Obama administration climate czar Carol Browner on Wednesday rejected claims that e-mails stolen from a British university show that climate scientists trumped up global-warming numbers, saying she considers the science settled.

"I'm sticking with the 2,500 scientists. These people have been studying this issue for a very long time and agree this problem is real," said Ms. Browner, whom President Obama has tapped as his chief of policy on global warming.

The e-mails were hacked from the Climate Research Unit at the University of East Anglia and have come to light over the past week. They appear to show scientists saying they've smoothed over data that doesn't back up their claims of warming, and pondering how to freeze out scientists who disagree with them.

Release of the e-mails has energized skeptics ahead of next month's major global warming meeting in Copenhagen, which is supposed to set the framework for a new global treaty to restrict greenhouse gas emissions.

The White House said Wednesday that Mr.

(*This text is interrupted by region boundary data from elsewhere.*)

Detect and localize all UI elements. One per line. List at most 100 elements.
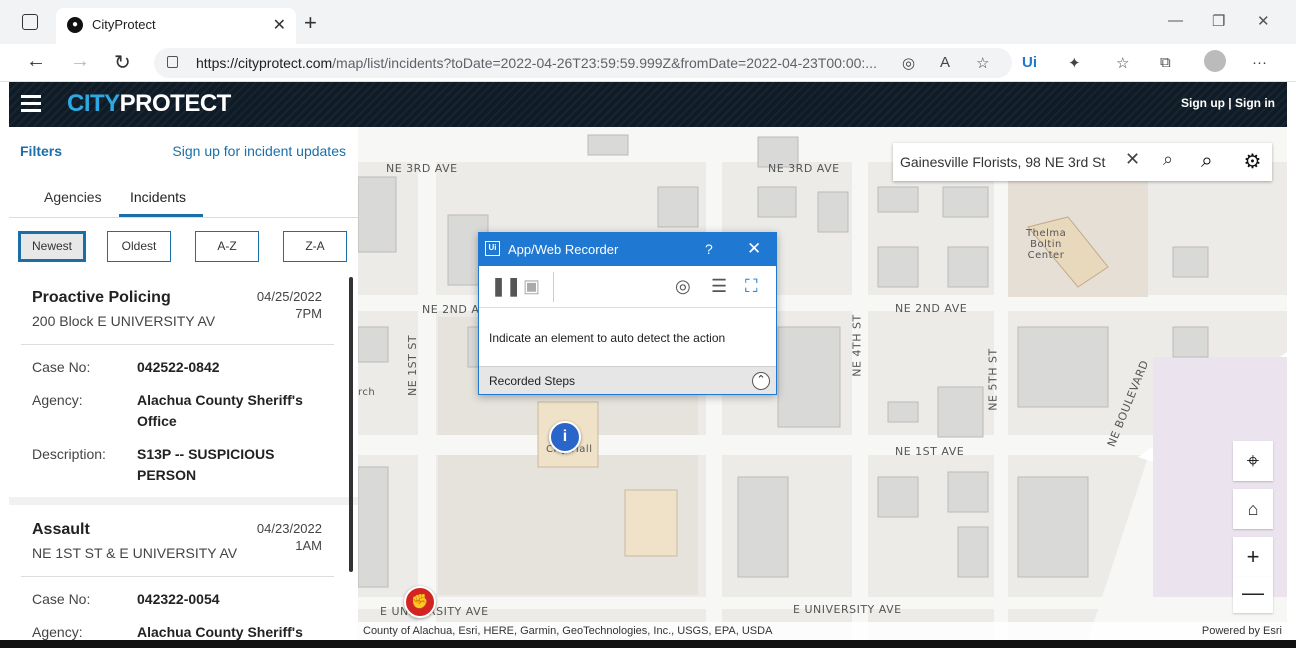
save-icon[interactable]: ▣ [523, 276, 540, 297]
road-label: NE 3RD AVE [768, 162, 840, 175]
incident-title: Proactive Policing [32, 289, 171, 306]
sort-newest-button[interactable]: Newest [18, 231, 86, 262]
panel-scrollbar[interactable] [349, 277, 353, 572]
incident-datetime: 04/23/2022 1AM [256, 521, 322, 553]
description-label: Description: [32, 446, 106, 462]
agency-label: Agency: [32, 392, 83, 408]
sort-za-button[interactable]: Z-A [283, 231, 347, 262]
powered-by-esri[interactable]: Powered by Esri [1202, 622, 1282, 640]
divider [9, 217, 358, 218]
case-label: Case No: [32, 359, 91, 375]
taskbar [0, 640, 1296, 648]
pause-icon[interactable]: ❚❚ [491, 276, 521, 297]
recorder-close-icon[interactable]: ✕ [747, 239, 761, 259]
tab-title: CityProtect [92, 17, 156, 32]
road-label: NE 2ND AVE [895, 302, 968, 315]
recorder-title: App/Web Recorder [508, 242, 619, 257]
recorded-steps-label: Recorded Steps [489, 374, 576, 388]
cityprotect-logo[interactable]: CITYPROTECT [67, 90, 231, 118]
tab-close-icon[interactable]: ✕ [273, 15, 286, 35]
agency-value: Alachua County Sheriff's Office [137, 392, 303, 429]
refresh-icon[interactable]: ↻ [114, 50, 131, 75]
signup-updates-link[interactable]: Sign up for incident updates [172, 143, 346, 159]
locate-me-icon[interactable]: ⌖ [1233, 441, 1273, 481]
map-search-box[interactable]: Gainesville Florists, 98 NE 3rd St ✕ ⌕ ⌕ [893, 143, 1272, 181]
recorder-titlebar[interactable]: Ui App/Web Recorder ? ✕ [479, 233, 776, 266]
app-web-recorder-dialog: Ui App/Web Recorder ? ✕ ❚❚ ▣ ◎ ☰ ⛶ Indic… [478, 232, 777, 395]
card-separator [9, 497, 358, 505]
favicon-icon: ● [67, 17, 83, 33]
minimize-icon[interactable]: — [1168, 12, 1183, 29]
address-bar-row: ← → ↻ https://cityprotect.com/map/list/i… [0, 44, 1296, 82]
road-label: NE 5TH ST [986, 348, 1000, 411]
steps-list-icon[interactable]: ☰ [711, 276, 727, 297]
browser-tabbar: ● CityProtect ✕ + — ❐ ✕ [0, 0, 1296, 44]
zoom-in-icon[interactable]: + [1233, 537, 1273, 577]
site-header: CITYPROTECT Sign up | Sign in [9, 82, 1287, 127]
incident-info-pin-icon[interactable]: i [549, 421, 581, 453]
case-label: Case No: [32, 591, 91, 607]
attribution-text: County of Alachua, Esri, HERE, Garmin, G… [363, 625, 773, 637]
extensions-icon[interactable]: ✦ [1068, 54, 1081, 72]
location-icon[interactable]: ◎ [902, 54, 915, 72]
road-label: NE 1ST ST [406, 334, 420, 397]
sort-az-button[interactable]: A-Z [195, 231, 259, 262]
collections-icon[interactable]: ⧉ [1160, 54, 1171, 71]
tab-agencies[interactable]: Agencies [44, 189, 102, 205]
divider [21, 344, 334, 345]
description-value: S13P -- SUSPICIOUS PERSON [137, 446, 275, 483]
search-icon[interactable]: ⌕ [1163, 149, 1173, 170]
basemap-toggle-icon[interactable]: ⌂ [1233, 489, 1273, 529]
profile-avatar[interactable] [1204, 50, 1226, 72]
restore-icon[interactable]: ❐ [1212, 12, 1225, 30]
road-label: NE 2ND AV [422, 303, 487, 316]
lock-icon [167, 56, 178, 68]
url-text: https://cityprotect.com/map/list/inciden… [196, 55, 877, 71]
recorder-help-button[interactable]: ? [705, 241, 713, 257]
divider [21, 576, 334, 577]
filters-link[interactable]: Filters [20, 143, 62, 159]
browser-tab[interactable]: ● CityProtect ✕ [56, 8, 296, 44]
map-search-input[interactable]: Gainesville Florists, 98 NE 3rd St [900, 154, 1110, 170]
recorded-steps-bar[interactable]: Recorded Steps ⌃ [479, 366, 776, 394]
more-menu-icon[interactable]: ··· [1252, 54, 1267, 71]
poi-label: Thelma Boltin Center [1026, 228, 1067, 261]
menu-icon[interactable] [21, 95, 41, 113]
sort-oldest-button[interactable]: Oldest [107, 231, 171, 262]
recorder-message: Indicate an element to auto detect the a… [489, 331, 726, 345]
recorder-toolbar: ❚❚ ▣ ◎ ☰ ⛶ [479, 266, 776, 308]
incident-panel: Filters Sign up for incident updates Age… [9, 127, 358, 640]
incident-assault-pin-icon[interactable]: ✊ [404, 586, 436, 618]
case-number: 042322-0054 [137, 591, 220, 607]
screen-capture-icon[interactable]: ⛶ [745, 276, 758, 297]
search-large-icon[interactable]: ⌕ [1201, 149, 1213, 173]
map-settings-gear-icon[interactable]: ⚙ [1233, 143, 1272, 181]
road-label: E UNIVERSITY AVE [793, 603, 902, 616]
forward-icon[interactable]: → [70, 50, 90, 73]
target-icon[interactable]: ◎ [675, 276, 691, 297]
new-tab-icon[interactable]: + [304, 10, 317, 36]
clear-search-icon[interactable]: ✕ [1125, 149, 1140, 170]
tab-incidents[interactable]: Incidents [130, 189, 186, 205]
chevron-up-icon[interactable]: ⌃ [752, 372, 770, 390]
road-label: NE 1ST AVE [895, 445, 965, 458]
back-icon[interactable]: ← [26, 50, 46, 73]
uipath-logo-icon: Ui [485, 241, 500, 256]
incident-datetime: 04/25/2022 7PM [256, 289, 322, 321]
tab-actions-icon[interactable] [22, 14, 38, 30]
read-aloud-icon[interactable]: A [940, 54, 950, 71]
poi-label: rch [358, 387, 376, 398]
favorite-add-icon[interactable]: ☆ [976, 54, 989, 72]
favorites-icon[interactable]: ☆ [1116, 54, 1129, 72]
divider [553, 272, 554, 302]
map-attribution: County of Alachua, Esri, HERE, Garmin, G… [358, 622, 1287, 640]
road-label: NE 4TH ST [850, 314, 864, 377]
zoom-out-icon[interactable]: — [1233, 577, 1273, 613]
uipath-extension-icon[interactable]: Ui [1022, 54, 1037, 71]
road-label: NE 3RD AVE [386, 162, 458, 175]
url-field[interactable]: https://cityprotect.com/map/list/inciden… [154, 48, 1012, 78]
incident-address: 200 Block E UNIVERSITY AV [32, 313, 216, 329]
incident-address: NE 1ST ST & E UNIVERSITY AV [32, 545, 238, 561]
signup-signin-link[interactable]: Sign up | Sign in [1181, 96, 1275, 110]
window-close-icon[interactable]: ✕ [1257, 12, 1270, 30]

Obama will personally travel to Copenhagen to commit the U.S. to greenhouse gas reductions.

The e-mails remain a point of debate, with skeptics pointing to several data sets that show the past few years have actually exhibited a cooling effect.

Sen. James M. Inhofe, Oklahoma Republican, has called for an investigation into the e-mails, and says they confirm his long-held suspicion that climate claims are not supported by the actual data.

Ms. Browner said the only people who still doubt global warming is happening and that humans are to blame are "a very small group of people who continue to say this isn't a real problem, that we don't need to do anything."

She also said the e-mails are only trickling out, and that the entire set hasn't been released.

Ms. Browner initially shrugged when asked about the e-mails, saying she didn't have a reaction. But when a reporter followed up, she said she will stick with the consensus of the 2,500 climate scientists on the International Panel on Climate Change who concluded global warming is occurring and is most likely being pushed by human actions.